- Promotional release poster
- Directed by: Tony Kandah; Martin Morris;
- Screenplay by: Addison Randall; Tony Kandah;
- Starring: Vince Murdocco; Mary E. Zilba; A. J. Stephans; Johnny Venokur; Rodrigo Obregón; David Jean Thomas; Kerri Kasem; Sam Sabbagh;
- Release date: 1994;
- Running time: 94 minutes
- Country: United States
- Language: English

= L.A. Wars =

1994 American action film

L.A. Wars is a 1994 American action film directed by Tony Kandah and Martin Morris. It stars Vince Murdocco as a disgraced former officer of the Los Angeles Police Department who becomes involved in a conflict between two rival crime syndicates.

==Cast==
- Vince Murdocco as Jaquinn
- Mary E. Zilba as Carla Giovani
- A. J. Stephans as Carlo Giovani
- Johnny Venokur as Vinnie Scoletti
- Rodrigo Obregón as Raul Guzman
- David Jean Thomas as Capt.

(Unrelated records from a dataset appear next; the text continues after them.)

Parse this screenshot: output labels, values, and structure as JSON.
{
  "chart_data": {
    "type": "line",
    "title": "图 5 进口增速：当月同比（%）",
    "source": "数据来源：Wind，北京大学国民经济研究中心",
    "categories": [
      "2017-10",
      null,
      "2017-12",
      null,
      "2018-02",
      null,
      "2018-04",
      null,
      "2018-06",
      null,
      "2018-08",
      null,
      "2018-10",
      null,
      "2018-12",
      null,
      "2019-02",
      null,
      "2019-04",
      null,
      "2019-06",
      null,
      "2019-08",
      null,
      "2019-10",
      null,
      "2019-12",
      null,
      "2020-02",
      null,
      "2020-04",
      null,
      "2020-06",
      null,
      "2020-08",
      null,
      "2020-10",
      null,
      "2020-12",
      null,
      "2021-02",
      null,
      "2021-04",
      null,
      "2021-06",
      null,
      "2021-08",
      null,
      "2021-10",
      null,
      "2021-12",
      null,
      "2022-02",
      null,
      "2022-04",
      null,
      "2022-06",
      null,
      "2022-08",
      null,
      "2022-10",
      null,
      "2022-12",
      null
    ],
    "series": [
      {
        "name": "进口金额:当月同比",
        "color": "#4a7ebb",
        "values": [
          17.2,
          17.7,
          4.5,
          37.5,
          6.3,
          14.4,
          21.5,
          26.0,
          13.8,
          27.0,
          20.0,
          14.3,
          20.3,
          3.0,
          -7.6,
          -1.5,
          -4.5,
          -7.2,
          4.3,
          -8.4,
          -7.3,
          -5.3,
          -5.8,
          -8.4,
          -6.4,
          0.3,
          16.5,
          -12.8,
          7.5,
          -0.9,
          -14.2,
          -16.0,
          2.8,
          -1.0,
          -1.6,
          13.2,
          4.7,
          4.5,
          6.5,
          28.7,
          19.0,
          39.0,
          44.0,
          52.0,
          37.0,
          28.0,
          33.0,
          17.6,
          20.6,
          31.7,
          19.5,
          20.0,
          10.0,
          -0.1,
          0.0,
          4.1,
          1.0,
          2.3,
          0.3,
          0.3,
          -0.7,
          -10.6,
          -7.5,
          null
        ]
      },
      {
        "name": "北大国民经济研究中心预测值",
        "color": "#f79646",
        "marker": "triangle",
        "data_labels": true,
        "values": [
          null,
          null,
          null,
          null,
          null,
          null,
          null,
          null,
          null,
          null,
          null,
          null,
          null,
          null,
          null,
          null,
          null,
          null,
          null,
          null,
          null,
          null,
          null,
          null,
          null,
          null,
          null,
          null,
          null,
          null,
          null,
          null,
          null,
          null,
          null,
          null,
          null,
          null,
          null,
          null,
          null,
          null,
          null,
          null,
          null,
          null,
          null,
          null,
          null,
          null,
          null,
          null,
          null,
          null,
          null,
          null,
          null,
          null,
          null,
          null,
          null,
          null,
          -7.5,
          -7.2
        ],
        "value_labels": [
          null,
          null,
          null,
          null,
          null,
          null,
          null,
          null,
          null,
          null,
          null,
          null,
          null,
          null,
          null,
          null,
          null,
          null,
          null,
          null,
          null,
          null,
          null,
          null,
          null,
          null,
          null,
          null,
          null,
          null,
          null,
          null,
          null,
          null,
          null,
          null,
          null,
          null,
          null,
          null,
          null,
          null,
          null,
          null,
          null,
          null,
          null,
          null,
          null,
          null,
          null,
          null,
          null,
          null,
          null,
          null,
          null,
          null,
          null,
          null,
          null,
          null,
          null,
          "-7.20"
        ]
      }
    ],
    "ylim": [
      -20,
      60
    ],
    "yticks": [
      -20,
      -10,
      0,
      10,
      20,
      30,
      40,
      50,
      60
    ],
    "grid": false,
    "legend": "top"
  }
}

Roark
- Kerri Kasem as Rosa
- Sam Sabbagh as Vick

==Reception==
A reviewer for the New York Daily News gave the film a score of two stars, noting that the "invincible heroics" of Murdocco's character "grow irritating", but commending the performances of Obregón and Venokur.

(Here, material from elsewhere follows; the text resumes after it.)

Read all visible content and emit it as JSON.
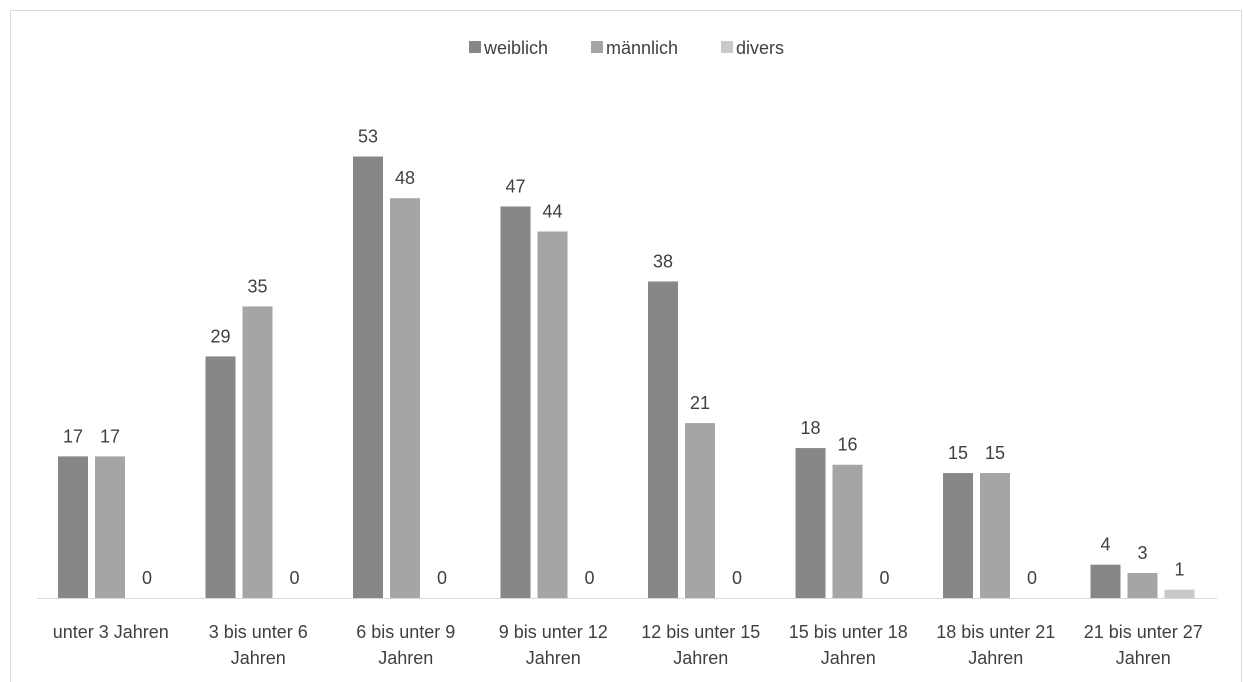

Brian Orndorf, in a retrospective review of the film for Blu-ray.com, wrote that it "[finds] success when it stops trying to be anything more than a VHS-ready bruiser that loves to shoot up characters and burn everything else to the ground."

==Home media==
L.A. Wars first received a home video release in June 1994. In May 2020, the film was released on Blu-ray and DVD by Vinegar Syndrome.